How Are Tech Salaries Shaping Up in 2020-2024? Part 3
by John Mike Asuncion
Executive Summary
This Level 3 analysis examines tech salary trends from 2020 to 2024 using a dataset of 57,194 salary records. The report addresses three key objectives to provide actionable insights for an international HR consultancy:
- Impact of Country, Experience Level, and Remote Ratio on Salaries: The US offers the highest average salaries, with Machine Learning Engineers at $201,774, followed by Data Scientists at $165,127. Senior and Executive-level professionals earn the most, with Executive Machine Learning Engineers averaging around $210,000. On-site roles generally pay more, with Data Scientists earning $160,000 on-site compared to $80,000 in hybrid setups. The highest salaries occur in Mexico (mx), with Data Analysts earning $429,950 and Data Scientists $352,500, both on-site.
- Predictive Model for Salary Estimation: A Linear Regression model using experience level, company location, and remote ratio achieves an R-squared of 0.1932 and an RMSE of $62,095. The strongest predictors are company_location_pr (Puerto Rico, coefficient: $101,803.64), experience_level_ex (Executive, $96,428.34), and company_location_mx (Mexico, $81,031.21), highlighting the significant influence of specific locations and executive roles on salaries.
- Expanded Model with Additional Features: Adding company size and employment type slightly improves the model, increasing the R-squared to 0.1942 and reducing the RMSE to $62,055. Top predictors remain company_location_ir (Iran, $100,359.60), company_location_pr ($98,330.67), and experience_level_ex ($96,058.18). The marginal improvement suggests that outliers, such as high salaries in Mexico, continue to challenge accuracy. New features like industry sector and cost of living index are proposed to enhance future predictions.
Brief Recommendations: Offer competitive salaries above $350,000 for top roles in high-paying regions like Mexico, especially for on-site positions, to attract talent.
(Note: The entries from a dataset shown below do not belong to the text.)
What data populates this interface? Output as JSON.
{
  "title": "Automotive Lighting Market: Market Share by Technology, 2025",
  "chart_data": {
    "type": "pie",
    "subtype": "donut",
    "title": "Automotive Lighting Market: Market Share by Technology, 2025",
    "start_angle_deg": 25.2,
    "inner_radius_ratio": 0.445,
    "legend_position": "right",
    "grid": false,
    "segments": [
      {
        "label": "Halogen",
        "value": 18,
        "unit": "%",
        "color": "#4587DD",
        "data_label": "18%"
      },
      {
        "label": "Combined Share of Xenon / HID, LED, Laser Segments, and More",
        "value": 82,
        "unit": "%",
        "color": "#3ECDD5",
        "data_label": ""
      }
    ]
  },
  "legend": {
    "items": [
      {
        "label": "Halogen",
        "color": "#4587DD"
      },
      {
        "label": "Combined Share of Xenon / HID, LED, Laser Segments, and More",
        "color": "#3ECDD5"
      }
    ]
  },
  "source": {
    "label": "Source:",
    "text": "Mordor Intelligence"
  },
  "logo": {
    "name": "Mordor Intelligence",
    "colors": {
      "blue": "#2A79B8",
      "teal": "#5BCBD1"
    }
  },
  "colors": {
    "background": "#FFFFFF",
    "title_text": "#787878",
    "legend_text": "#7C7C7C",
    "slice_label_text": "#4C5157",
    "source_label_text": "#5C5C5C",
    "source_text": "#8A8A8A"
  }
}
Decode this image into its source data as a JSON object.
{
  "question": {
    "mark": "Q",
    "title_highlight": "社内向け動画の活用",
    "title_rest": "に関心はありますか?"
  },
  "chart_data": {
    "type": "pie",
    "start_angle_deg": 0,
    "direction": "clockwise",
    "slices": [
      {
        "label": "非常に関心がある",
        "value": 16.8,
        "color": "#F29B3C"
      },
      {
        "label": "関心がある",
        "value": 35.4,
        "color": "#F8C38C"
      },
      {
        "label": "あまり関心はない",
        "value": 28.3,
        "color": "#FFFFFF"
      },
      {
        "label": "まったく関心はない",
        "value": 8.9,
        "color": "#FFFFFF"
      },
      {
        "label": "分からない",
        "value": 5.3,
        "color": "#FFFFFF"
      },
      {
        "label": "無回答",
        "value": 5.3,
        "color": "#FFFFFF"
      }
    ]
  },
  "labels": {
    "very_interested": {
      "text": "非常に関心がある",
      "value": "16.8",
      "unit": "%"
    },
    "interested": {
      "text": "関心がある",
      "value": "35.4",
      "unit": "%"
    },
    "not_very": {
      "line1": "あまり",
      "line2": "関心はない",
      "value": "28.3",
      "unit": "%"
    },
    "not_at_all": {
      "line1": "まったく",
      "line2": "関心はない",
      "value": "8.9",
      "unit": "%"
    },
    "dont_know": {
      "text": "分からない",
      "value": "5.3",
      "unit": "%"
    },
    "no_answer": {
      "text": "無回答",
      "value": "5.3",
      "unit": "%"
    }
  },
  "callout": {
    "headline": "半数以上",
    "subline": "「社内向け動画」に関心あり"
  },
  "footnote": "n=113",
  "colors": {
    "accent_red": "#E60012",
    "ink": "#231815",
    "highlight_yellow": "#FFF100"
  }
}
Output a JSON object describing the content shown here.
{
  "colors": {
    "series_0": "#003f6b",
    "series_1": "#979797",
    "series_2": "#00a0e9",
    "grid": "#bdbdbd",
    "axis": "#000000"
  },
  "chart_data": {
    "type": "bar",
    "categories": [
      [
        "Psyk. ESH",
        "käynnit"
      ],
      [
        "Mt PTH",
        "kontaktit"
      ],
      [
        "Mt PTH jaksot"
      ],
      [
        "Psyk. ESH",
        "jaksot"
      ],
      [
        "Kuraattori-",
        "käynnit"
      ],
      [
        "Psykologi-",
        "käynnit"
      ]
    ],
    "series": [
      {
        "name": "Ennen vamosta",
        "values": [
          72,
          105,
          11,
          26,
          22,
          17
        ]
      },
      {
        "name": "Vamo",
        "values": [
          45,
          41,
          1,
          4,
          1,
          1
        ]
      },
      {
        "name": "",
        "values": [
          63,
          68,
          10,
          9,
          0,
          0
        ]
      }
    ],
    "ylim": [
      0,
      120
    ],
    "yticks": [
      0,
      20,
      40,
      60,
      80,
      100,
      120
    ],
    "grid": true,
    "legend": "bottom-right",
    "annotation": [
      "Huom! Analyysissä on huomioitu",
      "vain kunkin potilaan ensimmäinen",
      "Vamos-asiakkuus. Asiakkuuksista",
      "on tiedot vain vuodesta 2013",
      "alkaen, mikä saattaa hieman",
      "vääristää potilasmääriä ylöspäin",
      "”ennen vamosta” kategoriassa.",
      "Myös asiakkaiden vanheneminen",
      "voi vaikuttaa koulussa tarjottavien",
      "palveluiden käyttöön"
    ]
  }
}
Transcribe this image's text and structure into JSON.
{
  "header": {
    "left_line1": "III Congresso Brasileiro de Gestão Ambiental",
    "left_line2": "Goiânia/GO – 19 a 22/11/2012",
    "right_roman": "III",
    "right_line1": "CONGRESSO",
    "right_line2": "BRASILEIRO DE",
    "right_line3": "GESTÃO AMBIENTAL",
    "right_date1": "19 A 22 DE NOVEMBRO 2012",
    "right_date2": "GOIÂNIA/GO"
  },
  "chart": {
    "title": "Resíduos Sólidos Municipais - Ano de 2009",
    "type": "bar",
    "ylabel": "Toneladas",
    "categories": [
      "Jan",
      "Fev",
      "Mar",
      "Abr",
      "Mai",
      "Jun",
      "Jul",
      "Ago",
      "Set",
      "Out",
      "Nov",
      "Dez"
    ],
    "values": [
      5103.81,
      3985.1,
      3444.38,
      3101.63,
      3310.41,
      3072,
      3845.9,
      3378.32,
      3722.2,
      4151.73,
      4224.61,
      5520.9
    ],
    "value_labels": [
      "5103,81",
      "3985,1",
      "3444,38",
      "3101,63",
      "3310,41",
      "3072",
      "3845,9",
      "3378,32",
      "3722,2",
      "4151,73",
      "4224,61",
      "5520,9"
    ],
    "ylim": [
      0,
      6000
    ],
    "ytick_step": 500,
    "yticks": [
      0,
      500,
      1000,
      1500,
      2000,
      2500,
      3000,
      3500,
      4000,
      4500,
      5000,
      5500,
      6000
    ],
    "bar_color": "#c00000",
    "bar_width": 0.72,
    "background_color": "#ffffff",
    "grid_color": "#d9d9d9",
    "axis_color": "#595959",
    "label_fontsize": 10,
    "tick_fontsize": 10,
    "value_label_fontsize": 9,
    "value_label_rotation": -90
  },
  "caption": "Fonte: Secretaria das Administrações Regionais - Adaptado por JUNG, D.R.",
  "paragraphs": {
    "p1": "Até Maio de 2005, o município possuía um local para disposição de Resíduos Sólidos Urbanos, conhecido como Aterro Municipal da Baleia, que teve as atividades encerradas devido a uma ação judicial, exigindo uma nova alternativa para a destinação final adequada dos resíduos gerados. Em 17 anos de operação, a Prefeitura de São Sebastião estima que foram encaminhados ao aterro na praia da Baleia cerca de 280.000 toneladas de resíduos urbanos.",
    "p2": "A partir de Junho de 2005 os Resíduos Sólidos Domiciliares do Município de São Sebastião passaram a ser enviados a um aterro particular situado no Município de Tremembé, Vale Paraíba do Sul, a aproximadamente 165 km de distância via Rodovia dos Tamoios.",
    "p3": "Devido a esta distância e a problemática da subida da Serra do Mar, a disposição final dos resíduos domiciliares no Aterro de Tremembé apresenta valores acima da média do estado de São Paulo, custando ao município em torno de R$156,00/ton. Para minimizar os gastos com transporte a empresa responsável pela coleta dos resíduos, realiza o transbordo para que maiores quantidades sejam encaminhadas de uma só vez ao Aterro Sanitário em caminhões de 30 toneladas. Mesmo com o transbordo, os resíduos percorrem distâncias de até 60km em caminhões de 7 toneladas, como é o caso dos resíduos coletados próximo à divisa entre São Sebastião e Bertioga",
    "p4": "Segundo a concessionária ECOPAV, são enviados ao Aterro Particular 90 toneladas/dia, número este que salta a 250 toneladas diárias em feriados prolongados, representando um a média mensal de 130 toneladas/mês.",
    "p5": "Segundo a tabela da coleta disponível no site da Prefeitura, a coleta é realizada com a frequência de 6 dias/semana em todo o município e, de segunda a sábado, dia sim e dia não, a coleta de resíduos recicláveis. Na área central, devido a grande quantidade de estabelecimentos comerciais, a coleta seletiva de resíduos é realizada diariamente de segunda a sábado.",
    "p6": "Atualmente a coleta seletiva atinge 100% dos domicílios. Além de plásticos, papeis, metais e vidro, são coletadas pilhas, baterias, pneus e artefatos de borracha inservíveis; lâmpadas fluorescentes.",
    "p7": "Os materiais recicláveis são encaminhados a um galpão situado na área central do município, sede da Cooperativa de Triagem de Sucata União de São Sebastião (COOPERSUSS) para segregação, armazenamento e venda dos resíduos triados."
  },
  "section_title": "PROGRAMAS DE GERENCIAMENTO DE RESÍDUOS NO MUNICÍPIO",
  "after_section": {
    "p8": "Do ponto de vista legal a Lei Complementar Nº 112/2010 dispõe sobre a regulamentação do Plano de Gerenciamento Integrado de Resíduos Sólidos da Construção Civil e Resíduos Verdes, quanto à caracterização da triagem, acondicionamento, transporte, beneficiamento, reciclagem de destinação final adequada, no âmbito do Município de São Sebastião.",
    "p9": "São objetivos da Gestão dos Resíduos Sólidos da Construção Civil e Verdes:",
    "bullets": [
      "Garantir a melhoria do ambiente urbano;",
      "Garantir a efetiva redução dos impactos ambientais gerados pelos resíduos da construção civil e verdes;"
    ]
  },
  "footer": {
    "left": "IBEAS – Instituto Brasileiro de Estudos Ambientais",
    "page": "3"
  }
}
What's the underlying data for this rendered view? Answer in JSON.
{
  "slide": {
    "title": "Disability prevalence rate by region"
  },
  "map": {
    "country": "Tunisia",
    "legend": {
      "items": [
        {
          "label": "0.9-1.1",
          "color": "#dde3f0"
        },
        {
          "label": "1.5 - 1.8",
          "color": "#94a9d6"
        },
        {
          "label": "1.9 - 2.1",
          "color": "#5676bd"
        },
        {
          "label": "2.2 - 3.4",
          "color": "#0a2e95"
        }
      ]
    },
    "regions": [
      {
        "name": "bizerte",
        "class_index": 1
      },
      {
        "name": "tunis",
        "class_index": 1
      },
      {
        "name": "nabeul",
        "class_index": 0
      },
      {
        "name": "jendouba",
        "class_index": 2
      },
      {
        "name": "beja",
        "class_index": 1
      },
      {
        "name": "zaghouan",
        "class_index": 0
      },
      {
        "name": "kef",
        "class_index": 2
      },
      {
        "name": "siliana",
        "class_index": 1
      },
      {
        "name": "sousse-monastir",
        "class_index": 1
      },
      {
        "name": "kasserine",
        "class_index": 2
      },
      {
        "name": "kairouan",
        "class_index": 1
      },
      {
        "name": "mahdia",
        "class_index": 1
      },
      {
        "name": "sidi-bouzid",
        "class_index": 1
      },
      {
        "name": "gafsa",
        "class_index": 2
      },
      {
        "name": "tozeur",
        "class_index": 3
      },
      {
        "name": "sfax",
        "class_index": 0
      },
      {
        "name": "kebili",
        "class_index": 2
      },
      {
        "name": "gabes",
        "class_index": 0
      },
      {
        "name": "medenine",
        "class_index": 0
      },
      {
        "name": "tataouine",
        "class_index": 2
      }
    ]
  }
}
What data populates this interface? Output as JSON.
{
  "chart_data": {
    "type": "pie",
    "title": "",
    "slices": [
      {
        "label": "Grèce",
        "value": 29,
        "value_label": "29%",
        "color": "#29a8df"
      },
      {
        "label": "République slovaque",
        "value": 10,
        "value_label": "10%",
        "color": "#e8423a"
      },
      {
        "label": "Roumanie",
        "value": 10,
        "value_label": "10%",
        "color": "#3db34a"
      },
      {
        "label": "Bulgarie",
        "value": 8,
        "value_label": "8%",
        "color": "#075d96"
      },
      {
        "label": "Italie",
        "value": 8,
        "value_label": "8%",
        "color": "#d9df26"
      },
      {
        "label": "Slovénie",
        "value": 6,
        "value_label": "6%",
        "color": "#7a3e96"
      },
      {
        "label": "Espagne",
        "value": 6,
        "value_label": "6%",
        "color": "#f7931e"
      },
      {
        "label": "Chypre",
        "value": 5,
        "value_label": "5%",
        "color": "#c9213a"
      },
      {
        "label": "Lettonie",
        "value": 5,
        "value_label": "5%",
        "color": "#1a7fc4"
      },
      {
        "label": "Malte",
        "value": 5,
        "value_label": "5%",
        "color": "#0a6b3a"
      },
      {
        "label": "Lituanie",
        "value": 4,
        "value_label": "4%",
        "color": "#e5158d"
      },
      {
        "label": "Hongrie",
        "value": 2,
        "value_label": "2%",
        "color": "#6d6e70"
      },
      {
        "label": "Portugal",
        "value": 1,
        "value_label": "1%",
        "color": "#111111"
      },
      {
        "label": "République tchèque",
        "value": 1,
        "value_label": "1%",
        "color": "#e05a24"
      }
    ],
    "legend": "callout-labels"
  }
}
Focus on Senior and Executive-level professionals in the US, where average salaries are highest. Enhance data collection with variables like industry sector and cost of living index to improve model accuracy. Explore advanced models like Random Forest to better handle outliers and non-linear relationships.
I. Background
Tech companies face fierce competition for talent, making salary insights critical for attracting and retaining skilled professionals. This analysis leverages a global salary dataset to uncover trends in job roles, experience levels, and remote work, helping an international HR consultancy stay competitive. With remote work surging and tech roles diversifying, understanding these drivers is more vital than ever.
II. Objectives
This report aims to provide actionable insights into tech salary trends by addressing the following goals:
- Examining the impact of country, experience level, and remote ratio on salaries for Data Analysts, Data Scientists, and Machine Learning Engineers. Identifying conditions for the highest compensation.
- Constructing a predictive model for salary estimation using experience level, company location, and remote ratio, determining the strongest predictors.
- Improving the salary prediction model with company size and employment type. Performance evaluation and proposals for future enhancements.
III. Data Description
The dataset, sourced from a survey hosted by an HR consultancy, is stored in salaries.csv
. Each row represents an employee’s salary record for a given year. The columns are as follows:
Column Name | Description | Expected Data Type |
---|---|---|
work_year | Year of work | int |
experience_level | Level of experience (e.g., EN, MI, SE, EX) | str |
employment_type | Type of employment (e.g., FT, PT, CT, FL) | str |
job_title | Job title of the employee | str |
salary | Salary amount in original currency | int |
salary_currency | Currency of the salary | str |
salary_in_usd | Salary amount converted to USD | int |
employee_residence | Country code of employee residence | str |
remote_ratio | Remote work ratio (0, 50, 100) | int |
company_location | Country code of company location | str |
company_size | Size of the company (S, M, L) | str |
Let's load the data to begin our analysis.
import pandas as pd
import matplotlib.pyplot as plt
import seaborn as sns
import numpy as np
from sklearn.linear_model import LinearRegression
from sklearn.model_selection import train_test_split
from sklearn.metrics import r2_score, mean_squared_error
salaries_df = pd.read_csv('salaries.csv')
salaries_df.head()
salaries_df.info()
IV. Data Preparation
Data Quality Check and Data Cleaning
Data preparation ensures reliable analysis by addressing potential issues. Each check builds a foundation for trustworthy insights.
- Checking Column Headers
Headers guide our analysis. Missing or misnamed columns, like salary_in_usd
, could derail salary comparisons.
salaries_df.columns.tolist()
- Checking for Missing Values
Missing data, such as blank salaries, skews results. Checking ensures completeness for accurate averages.
salaries_df.isnull().sum()
- Checking Data Types
Incorrect types, like text for salary_in_usd
, prevent calculations. Verification ensures compatibility.